By Courtney Kube, Julia Ainsley, Abigail Williams and Dan De Luce | NBC NEWS
Reunions may be a long time coming. Just one evacuee flight leaves Kabul weekly, and some nations where Afghans wait while applying to come to the U.S. have stopped taking refugees.
More than 230 Afghan children are alone in the U.S. while their parents or caregivers remain in Afghanistan, according to new figures from the federal Office of Refugee Resettlement obtained by NBC News, and as it gets harder to evacuate anyone from Afghanistan, there is little hope of speedy reunions.
Just one flight with evacuees leaves Kabul each week, and some countries where Afghans wait while applying to come to the U.S. have stopped accepting refugees.
As of Aug. 30, the Office of Refugee Resettlement, or ORR, had 104 children in its care, while 130 were in the custody of state governments or non-governmental organizations. Of the 104 still in federal care, 42 are in foster care, according to ORR data.
During the chaotic evacuation of Americans and Afghans who had helped the U.S. in August 2021, many Afghan families made the hard decision to separate to get as many family members as possible to safety. More than 1,500 children came to the U.S. unaccompanied, and ORR has placed more than 1,400 with family members or other adults.
The goal remains to reunify all Afghan children with their parents or relatives in the U.S., a spokesperson said, although many do not yet have family outside Afghanistan.
“As soon as a child is identified as being without any trusted adult, we immediately begin working to reunite these children with their families and loved ones as quickly as possible, including by assisting Afghans who have arrived in the United States and have family members overseas come to the United States,” an ORR spokesperson said in a statement.

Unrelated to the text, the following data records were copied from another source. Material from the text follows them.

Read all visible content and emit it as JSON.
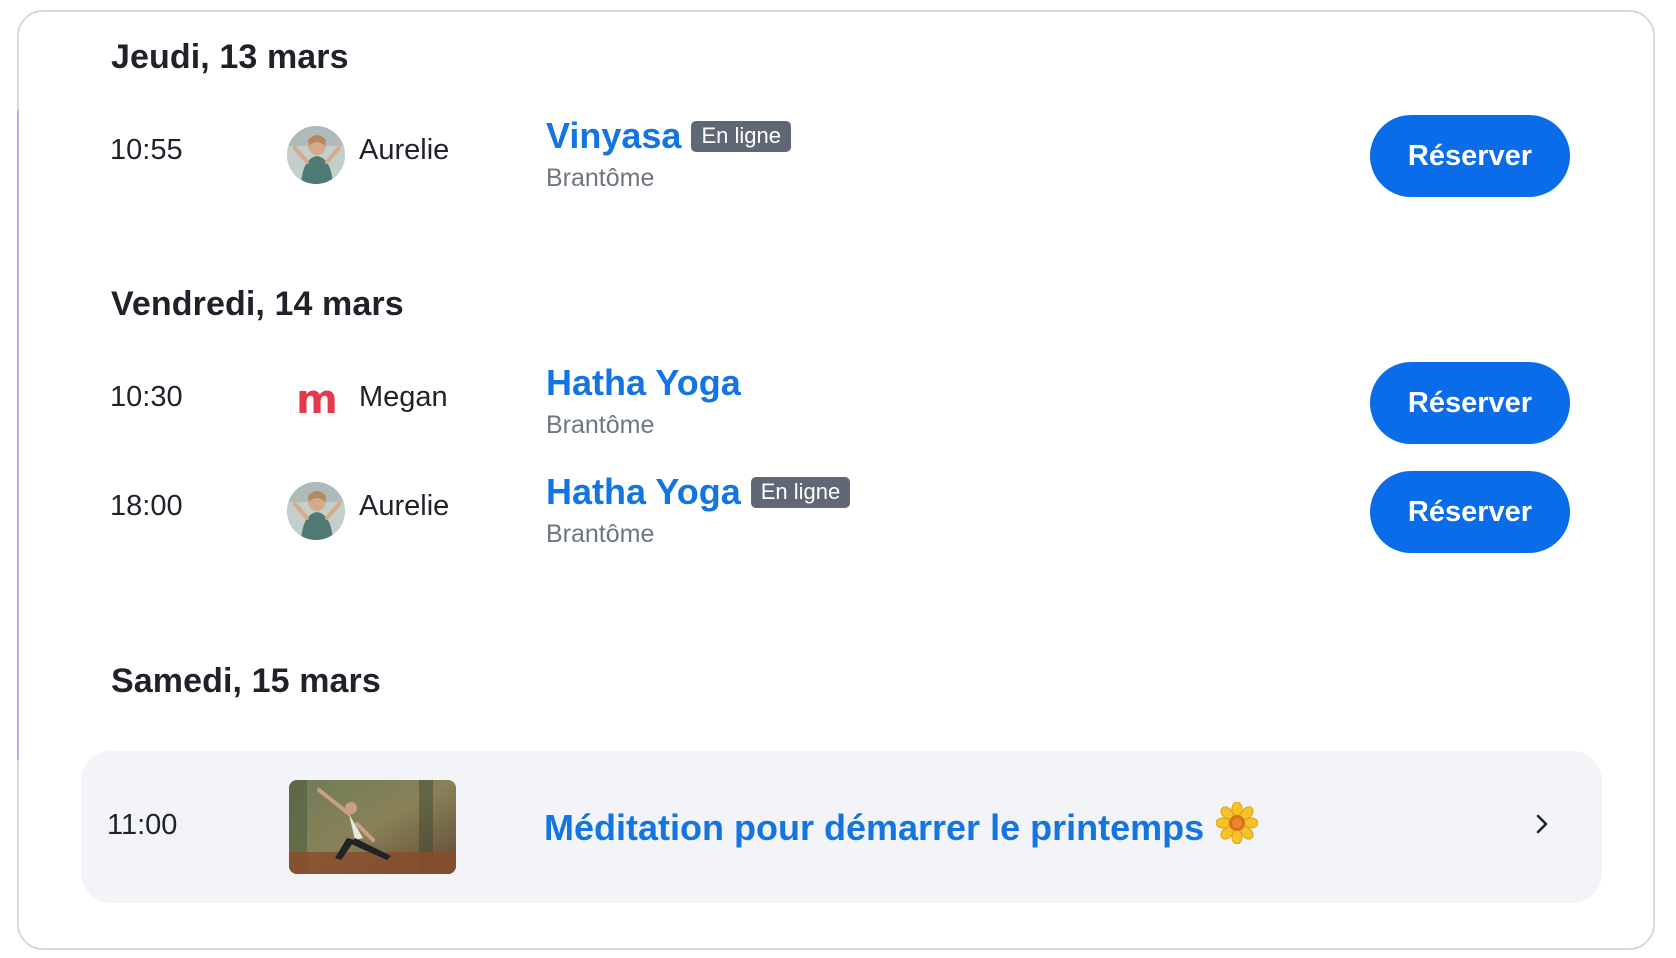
{
  "days": [
    {
      "heading": "Jeudi, 13 mars",
      "sessions": [
        {
          "time": "10:55",
          "teacher": "Aurelie",
          "teacher_avatar": "photo-avatar",
          "class": "Vinyasa",
          "badge": "En ligne",
          "location": "Brantôme",
          "button": "Réserver"
        }
      ]
    },
    {
      "heading": "Vendredi, 14 mars",
      "sessions": [
        {
          "time": "10:30",
          "teacher": "Megan",
          "teacher_logo": "m",
          "class": "Hatha Yoga",
          "badge": "",
          "location": "Brantôme",
          "button": "Réserver"
        },
        {
          "time": "18:00",
          "teacher": "Aurelie",
          "teacher_avatar": "photo-avatar",
          "class": "Hatha Yoga",
          "badge": "En ligne",
          "location": "Brantôme",
          "button": "Réserver"
        }
      ]
    },
    {
      "heading": "Samedi, 15 mars",
      "event": {
        "time": "11:00",
        "title": "Méditation pour démarrer le printemps",
        "emoji_icon": "flower-icon",
        "thumbnail": "yoga-photo",
        "chevron_icon": "chevron-right-icon"
      }
    }
  ],
  "colors": {
    "accent_blue": "#1474e0",
    "button_blue": "#0a6ce8",
    "badge_gray": "#5f6874",
    "megan_logo_red": "#e8374b",
    "event_card_bg": "#f2f4f8"
  }
}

“These children have experienced far more trauma than any child ever should,” said Krish O’Mara Vignarajah, president and CEO of Lutheran Immigration and Refugee Service. “The urgency of this moment means doing whatever it takes to reunite these vulnerable children with their families. … These children can’t afford to wait decades for the United States to keep its promise to those left behind.